Я уже перестал над ним смеяться, но неожиданно он сам разразился диким, надтреснутым смехом.
— Ха-ха-ха! Мы увидим! Увидим! Что? Украсть у меня? Все украсть! Все! Все!
Голова его опустилась на плечо, руки повисли. Можно было подумать, что он страстно любил девушку, и жестокое похищение сломило его, разбило ему сердце. Вдруг он поднял голову и выкрикнул грязное слово.

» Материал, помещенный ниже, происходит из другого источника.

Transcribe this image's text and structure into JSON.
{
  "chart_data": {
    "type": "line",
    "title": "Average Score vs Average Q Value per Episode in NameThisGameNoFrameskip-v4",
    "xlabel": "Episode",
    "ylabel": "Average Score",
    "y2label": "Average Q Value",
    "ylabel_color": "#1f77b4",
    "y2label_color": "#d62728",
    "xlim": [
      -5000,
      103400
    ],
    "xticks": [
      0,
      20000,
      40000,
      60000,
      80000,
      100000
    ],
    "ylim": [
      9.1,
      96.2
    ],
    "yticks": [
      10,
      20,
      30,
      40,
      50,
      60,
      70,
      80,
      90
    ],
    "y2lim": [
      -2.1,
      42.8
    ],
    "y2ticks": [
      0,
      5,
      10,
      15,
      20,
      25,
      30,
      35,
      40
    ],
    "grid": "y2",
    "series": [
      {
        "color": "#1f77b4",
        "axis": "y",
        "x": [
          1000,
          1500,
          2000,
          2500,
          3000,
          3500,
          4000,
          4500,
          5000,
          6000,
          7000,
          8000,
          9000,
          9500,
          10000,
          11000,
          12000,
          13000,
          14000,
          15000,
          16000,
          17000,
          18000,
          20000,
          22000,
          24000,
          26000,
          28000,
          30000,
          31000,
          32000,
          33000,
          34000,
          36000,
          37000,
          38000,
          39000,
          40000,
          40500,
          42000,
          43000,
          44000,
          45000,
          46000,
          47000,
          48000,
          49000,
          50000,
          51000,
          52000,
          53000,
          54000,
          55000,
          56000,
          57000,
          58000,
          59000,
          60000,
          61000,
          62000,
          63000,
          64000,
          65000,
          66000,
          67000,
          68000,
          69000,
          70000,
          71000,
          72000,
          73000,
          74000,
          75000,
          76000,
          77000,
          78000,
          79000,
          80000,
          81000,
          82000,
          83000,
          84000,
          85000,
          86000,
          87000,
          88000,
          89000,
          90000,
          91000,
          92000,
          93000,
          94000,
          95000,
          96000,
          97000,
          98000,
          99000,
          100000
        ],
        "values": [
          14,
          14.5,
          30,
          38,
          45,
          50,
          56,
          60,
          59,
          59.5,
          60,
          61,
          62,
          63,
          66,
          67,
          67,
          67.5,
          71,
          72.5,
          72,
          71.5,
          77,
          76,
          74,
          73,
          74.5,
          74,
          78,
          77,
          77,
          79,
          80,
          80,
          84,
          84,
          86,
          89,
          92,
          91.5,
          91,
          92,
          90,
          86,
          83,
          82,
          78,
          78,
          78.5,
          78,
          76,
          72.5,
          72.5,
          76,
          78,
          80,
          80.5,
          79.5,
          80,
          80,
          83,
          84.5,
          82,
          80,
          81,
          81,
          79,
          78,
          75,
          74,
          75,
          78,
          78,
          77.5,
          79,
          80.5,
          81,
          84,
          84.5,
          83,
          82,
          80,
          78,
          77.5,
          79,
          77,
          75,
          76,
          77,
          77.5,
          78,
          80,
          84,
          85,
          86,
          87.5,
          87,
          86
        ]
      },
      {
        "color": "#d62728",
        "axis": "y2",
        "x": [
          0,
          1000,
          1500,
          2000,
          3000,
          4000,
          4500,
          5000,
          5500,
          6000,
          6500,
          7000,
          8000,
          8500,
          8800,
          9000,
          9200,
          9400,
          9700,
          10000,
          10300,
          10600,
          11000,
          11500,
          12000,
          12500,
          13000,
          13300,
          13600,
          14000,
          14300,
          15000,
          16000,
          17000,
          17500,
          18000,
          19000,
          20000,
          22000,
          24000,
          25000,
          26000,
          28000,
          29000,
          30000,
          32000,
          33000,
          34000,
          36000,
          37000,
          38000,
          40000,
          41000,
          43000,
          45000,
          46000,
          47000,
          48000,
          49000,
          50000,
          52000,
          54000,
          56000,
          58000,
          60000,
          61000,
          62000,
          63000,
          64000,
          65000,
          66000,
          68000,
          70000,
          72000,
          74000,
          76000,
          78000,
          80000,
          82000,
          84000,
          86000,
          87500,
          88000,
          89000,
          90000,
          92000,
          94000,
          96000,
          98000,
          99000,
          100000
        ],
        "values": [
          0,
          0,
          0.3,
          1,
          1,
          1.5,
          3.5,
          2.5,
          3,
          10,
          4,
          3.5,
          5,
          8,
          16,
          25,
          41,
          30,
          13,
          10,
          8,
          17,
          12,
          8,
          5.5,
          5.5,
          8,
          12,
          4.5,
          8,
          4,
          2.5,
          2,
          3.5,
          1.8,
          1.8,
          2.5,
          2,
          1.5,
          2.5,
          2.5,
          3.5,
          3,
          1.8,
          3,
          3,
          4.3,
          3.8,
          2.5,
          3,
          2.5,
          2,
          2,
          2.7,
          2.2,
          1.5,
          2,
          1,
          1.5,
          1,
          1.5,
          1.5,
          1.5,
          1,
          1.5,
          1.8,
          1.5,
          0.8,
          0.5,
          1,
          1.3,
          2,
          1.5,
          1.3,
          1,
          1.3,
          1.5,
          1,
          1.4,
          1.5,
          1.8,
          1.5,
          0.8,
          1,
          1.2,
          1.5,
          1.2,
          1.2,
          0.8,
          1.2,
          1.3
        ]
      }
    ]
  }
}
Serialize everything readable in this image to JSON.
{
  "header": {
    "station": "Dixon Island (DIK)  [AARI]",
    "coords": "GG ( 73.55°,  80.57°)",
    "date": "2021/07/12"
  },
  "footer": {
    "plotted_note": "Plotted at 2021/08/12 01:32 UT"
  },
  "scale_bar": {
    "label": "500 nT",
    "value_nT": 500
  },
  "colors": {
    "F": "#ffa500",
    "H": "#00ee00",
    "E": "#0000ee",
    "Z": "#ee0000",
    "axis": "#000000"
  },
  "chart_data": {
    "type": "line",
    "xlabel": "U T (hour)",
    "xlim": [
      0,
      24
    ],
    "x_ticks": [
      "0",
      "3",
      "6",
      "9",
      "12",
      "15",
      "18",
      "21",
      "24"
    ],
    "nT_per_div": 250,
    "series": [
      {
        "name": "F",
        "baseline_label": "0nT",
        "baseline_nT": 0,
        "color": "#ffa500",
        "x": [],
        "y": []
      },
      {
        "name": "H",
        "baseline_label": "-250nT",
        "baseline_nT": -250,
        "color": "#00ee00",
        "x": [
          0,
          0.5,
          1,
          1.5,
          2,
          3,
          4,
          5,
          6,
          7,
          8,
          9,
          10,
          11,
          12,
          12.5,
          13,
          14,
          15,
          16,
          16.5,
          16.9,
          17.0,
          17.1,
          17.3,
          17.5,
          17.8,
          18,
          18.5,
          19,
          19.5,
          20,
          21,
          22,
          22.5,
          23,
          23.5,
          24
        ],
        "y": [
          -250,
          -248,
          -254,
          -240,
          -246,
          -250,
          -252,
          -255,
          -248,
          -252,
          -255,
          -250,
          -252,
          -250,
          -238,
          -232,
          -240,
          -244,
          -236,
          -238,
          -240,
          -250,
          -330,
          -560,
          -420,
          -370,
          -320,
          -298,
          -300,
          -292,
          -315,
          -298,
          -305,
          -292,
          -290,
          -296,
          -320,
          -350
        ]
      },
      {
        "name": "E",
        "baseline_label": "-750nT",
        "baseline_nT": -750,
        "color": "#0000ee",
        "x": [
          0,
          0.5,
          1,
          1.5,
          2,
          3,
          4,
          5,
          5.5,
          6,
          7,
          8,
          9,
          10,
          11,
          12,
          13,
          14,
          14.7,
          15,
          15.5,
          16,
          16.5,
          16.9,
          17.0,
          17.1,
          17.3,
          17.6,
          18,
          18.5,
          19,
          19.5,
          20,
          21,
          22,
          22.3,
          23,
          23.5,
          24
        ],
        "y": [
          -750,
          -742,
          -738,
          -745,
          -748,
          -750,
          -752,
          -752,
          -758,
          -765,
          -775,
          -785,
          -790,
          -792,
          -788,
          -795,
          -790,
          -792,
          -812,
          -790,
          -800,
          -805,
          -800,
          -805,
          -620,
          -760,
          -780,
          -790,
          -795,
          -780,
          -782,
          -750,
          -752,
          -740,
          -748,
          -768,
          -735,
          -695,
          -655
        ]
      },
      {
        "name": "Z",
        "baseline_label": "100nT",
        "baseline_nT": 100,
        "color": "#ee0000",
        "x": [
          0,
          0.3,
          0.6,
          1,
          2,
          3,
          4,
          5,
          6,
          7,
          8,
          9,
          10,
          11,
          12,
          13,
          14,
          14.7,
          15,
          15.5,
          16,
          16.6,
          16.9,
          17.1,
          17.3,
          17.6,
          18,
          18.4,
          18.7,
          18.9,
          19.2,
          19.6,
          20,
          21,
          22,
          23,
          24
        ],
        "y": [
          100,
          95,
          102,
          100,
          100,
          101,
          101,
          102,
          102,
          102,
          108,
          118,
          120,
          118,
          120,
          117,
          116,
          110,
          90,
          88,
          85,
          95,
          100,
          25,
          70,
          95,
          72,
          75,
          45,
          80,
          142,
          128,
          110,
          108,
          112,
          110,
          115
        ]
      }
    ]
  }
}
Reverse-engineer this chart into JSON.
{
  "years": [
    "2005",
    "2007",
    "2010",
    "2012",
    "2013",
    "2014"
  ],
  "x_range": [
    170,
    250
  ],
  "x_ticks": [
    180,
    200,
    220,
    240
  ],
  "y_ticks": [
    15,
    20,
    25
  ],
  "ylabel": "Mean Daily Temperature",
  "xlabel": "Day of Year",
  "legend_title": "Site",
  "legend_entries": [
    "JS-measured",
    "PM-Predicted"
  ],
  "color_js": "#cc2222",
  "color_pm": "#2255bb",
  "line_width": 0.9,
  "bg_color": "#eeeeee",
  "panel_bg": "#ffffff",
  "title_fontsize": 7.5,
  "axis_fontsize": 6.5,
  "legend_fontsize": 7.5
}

— Похожа на свою мать… похожа на свою лживую мать! Точь-в-точь. И лицом на нее похожа. И лицом. Чертовка!
Он прижал лоб к изгороди и в такой позе выкрикивал слабым голосом угрозы и гнусные ругательства на португальском языке, переходившие в жалобы и стоны; плечи его поднимались и опускались, словно у него началась рвота. Зрелище было уродливое и отвратительное, и я поспешил отойти. Он что-то крикнул мне вслед — думаю, какое-нибудь ругательство по адресу Джима, — но не очень громко, так как мы находились слишком близко от дома. Я отчетливо расслышал только слова:
— Все равно что малое дитя… малое дитя…
Но на следующее утро за первым поворотом реки, заслонившим дома Патюзана, все это исчезло с поля моего зрения, исчезло со всеми своими красками, очертаниями и смыслом — как картина, созданная художником на холсте, к которой вы после долгого созерцания поворачиваетесь наконец спиной. Но впечатление остается в памяти, недвижное, неувядающее, застывшее в оцепеневшем свете.